# surf fishin on okaloosa island ...



## jack 'em (Oct 5, 2007)

has anyone been surf fishin on okaloosa island by the El Matador?


----------



## flaxterra (Oct 21, 2007)

i use to go to the last public access on the island, which is pretty close to there. i caught a lot of lady fish in the mornings before work. of course, before red tide. i found a couple of good breaks in between seaspray condos and the pier. probaly try this weekend.


----------



## jack 'em (Oct 5, 2007)

Anyone ever catch pompano there??? I've heard of people catchin them there....


----------



## flaxterra (Oct 21, 2007)

not sure if you are talking to me but i actually didnt get to fish the place i was talking about. i was visiting some friends from out of town and we stood admiring the surf. as they talked, i couldnt take my eyes off the great break and was left wishing i had my rod. i do plan on fishing the last public beach site before el matador tomorrow morning before work. i will let you know how it turns out.


----------



## Stressless (Oct 2, 2007)

Went out tonight and got some fleas West o the peir - nothing East of the pier. Fleas with no bites - two poles out. Just chillin...
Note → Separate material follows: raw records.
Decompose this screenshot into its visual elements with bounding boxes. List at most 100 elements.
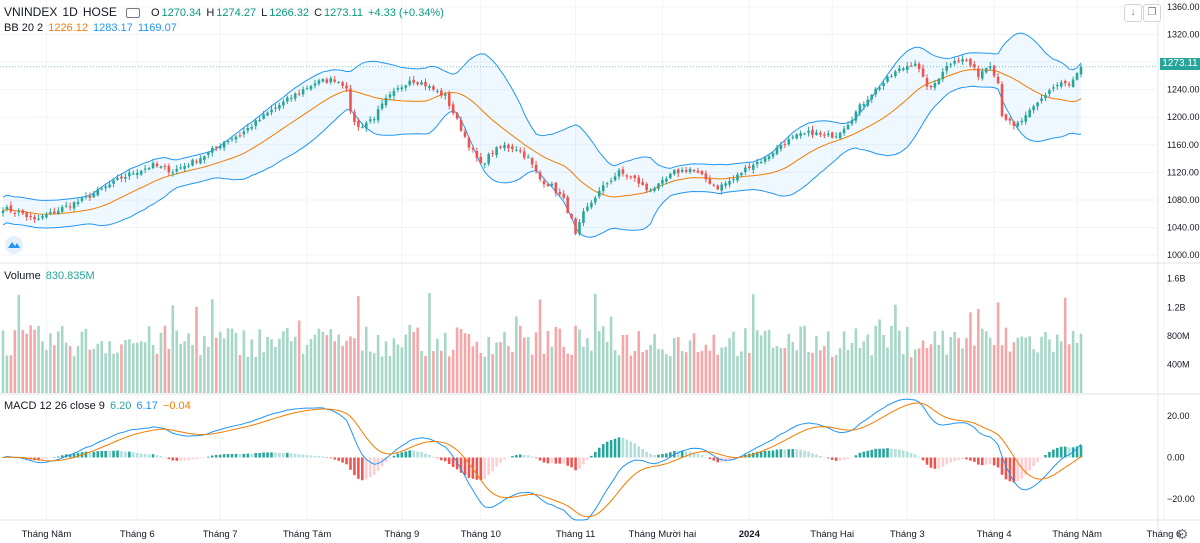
macd-hist-value: −0.04	[162, 400, 191, 412]
candle-body	[515, 149, 518, 151]
macd-hist-bar	[669, 452, 672, 458]
volume-bar	[661, 349, 664, 393]
bb-lower-value: 1169.07	[137, 22, 177, 34]
volume-bar	[530, 354, 534, 393]
macd-hist-bar	[925, 457, 929, 465]
volume-bar	[744, 328, 747, 393]
bb-band-fill	[3, 33, 1081, 238]
symbol-name[interactable]: VNINDEX	[4, 5, 58, 19]
open-label: O	[150, 7, 160, 19]
volume-bar	[471, 346, 475, 393]
macd-hist-bar	[104, 450, 107, 458]
candle-body	[282, 101, 285, 106]
restore-icon[interactable]: ❐	[1143, 4, 1161, 22]
macd-hist-bar	[617, 437, 621, 458]
bb-upper-line	[2, 32, 1082, 201]
macd-hist-bar	[447, 457, 451, 465]
volume-bar	[882, 335, 885, 393]
gear-icon[interactable]: ⚙	[1176, 526, 1189, 542]
candle-body	[455, 112, 459, 119]
price-tick-label: 1120.00	[1167, 167, 1199, 177]
macd-hist-bar	[266, 452, 269, 458]
volume-bar	[902, 354, 905, 393]
macd-hist-bar	[195, 457, 198, 460]
macd-hist-bar	[830, 457, 834, 460]
candle-body	[846, 125, 850, 130]
candle-body	[463, 131, 467, 137]
candle-body	[143, 168, 147, 170]
time-tick-label: 2024	[739, 529, 761, 540]
volume-bar	[909, 357, 913, 393]
volume-bar	[128, 339, 131, 393]
candle-body	[665, 178, 668, 182]
candle-body	[586, 206, 589, 211]
macd-hist-bar	[443, 457, 447, 462]
macd-legend[interactable]: MACD 12 26 close 9 6.20 6.17 −0.04	[4, 399, 193, 413]
volume-bar	[179, 343, 182, 393]
macd-hist-bar	[436, 457, 439, 459]
volume-bar	[823, 346, 826, 393]
candle-body	[258, 119, 261, 121]
candle-body	[321, 79, 325, 82]
candle-body	[1016, 122, 1020, 127]
volume-legend[interactable]: Volume 830.835M	[4, 269, 97, 283]
volume-bar	[1052, 351, 1055, 393]
macd-hist-bar	[724, 457, 727, 462]
volume-bar	[653, 334, 656, 393]
interval-label[interactable]: 1D	[62, 5, 78, 19]
candle-body	[680, 169, 684, 172]
bb-legend[interactable]: BB 20 2 1226.12 1283.17 1169.07	[4, 21, 179, 35]
candle-body	[436, 90, 439, 92]
candle-body	[396, 88, 400, 90]
candle-body	[139, 170, 143, 175]
arrow-down-icon[interactable]: ↓	[1124, 4, 1142, 22]
candle-body	[617, 170, 621, 177]
volume-bar	[487, 336, 490, 393]
candle-body	[854, 111, 858, 121]
volume-bar	[807, 352, 810, 393]
volume-bar	[96, 343, 100, 393]
macd-hist-bar	[795, 449, 798, 458]
eye-icon[interactable]: eye	[125, 8, 140, 19]
candle-body	[41, 216, 44, 219]
macd-hist-bar	[823, 457, 826, 458]
volume-bar	[712, 334, 716, 393]
volume-bar	[554, 326, 558, 393]
candle-body	[1044, 95, 1047, 99]
volume-bar	[1040, 336, 1043, 393]
candle-body	[775, 147, 779, 155]
volume-bar	[866, 334, 870, 393]
volume-bar	[736, 356, 739, 393]
macd-hist-bar	[988, 457, 992, 465]
tradingview-logo-icon	[5, 236, 23, 254]
candle-body	[550, 183, 554, 186]
volume-tick-label: 400M	[1167, 359, 1190, 369]
macd-tick-label: −20.00	[1167, 494, 1195, 504]
time-tick-label: Tháng Năm	[1052, 529, 1102, 540]
volume-bar	[905, 326, 909, 393]
macd-hist-bar	[337, 457, 340, 461]
macd-hist-bar	[353, 457, 356, 476]
volume-bar	[104, 353, 107, 393]
candle-body	[649, 190, 652, 192]
macd-hist-bar	[582, 457, 585, 465]
candle-body	[842, 128, 846, 134]
macd-hist-bar	[214, 454, 218, 458]
volume-bar	[657, 348, 660, 393]
volume-bar	[293, 336, 297, 393]
price-tick-label: 1160.00	[1167, 140, 1199, 150]
macd-hist-bar	[491, 457, 494, 472]
volume-bar	[720, 347, 723, 393]
macd-hist-bar	[210, 455, 214, 458]
volume-bar	[53, 345, 56, 393]
volume-bar	[1063, 297, 1067, 393]
volume-bar	[740, 351, 743, 393]
candle-body	[416, 82, 419, 85]
macd-hist-bar	[862, 451, 866, 458]
volume-bar	[629, 355, 633, 393]
candle-body	[278, 105, 281, 109]
volume-bar	[364, 326, 368, 393]
volume-bar	[945, 354, 949, 393]
macd-hist-bar	[653, 454, 656, 458]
I was further West the you at Navarre Beach on the Island. Got out late but had the sunset and smooth seas to settle me down after a long week. It's really great to be this close to that.

:mmmbeer

Stressless


----------



## fishingnoob (Oct 20, 2007)

i see the wind is still ouit of the north and no waves pounding the beach yet.. cant beat just being there though nice and quiiet


----------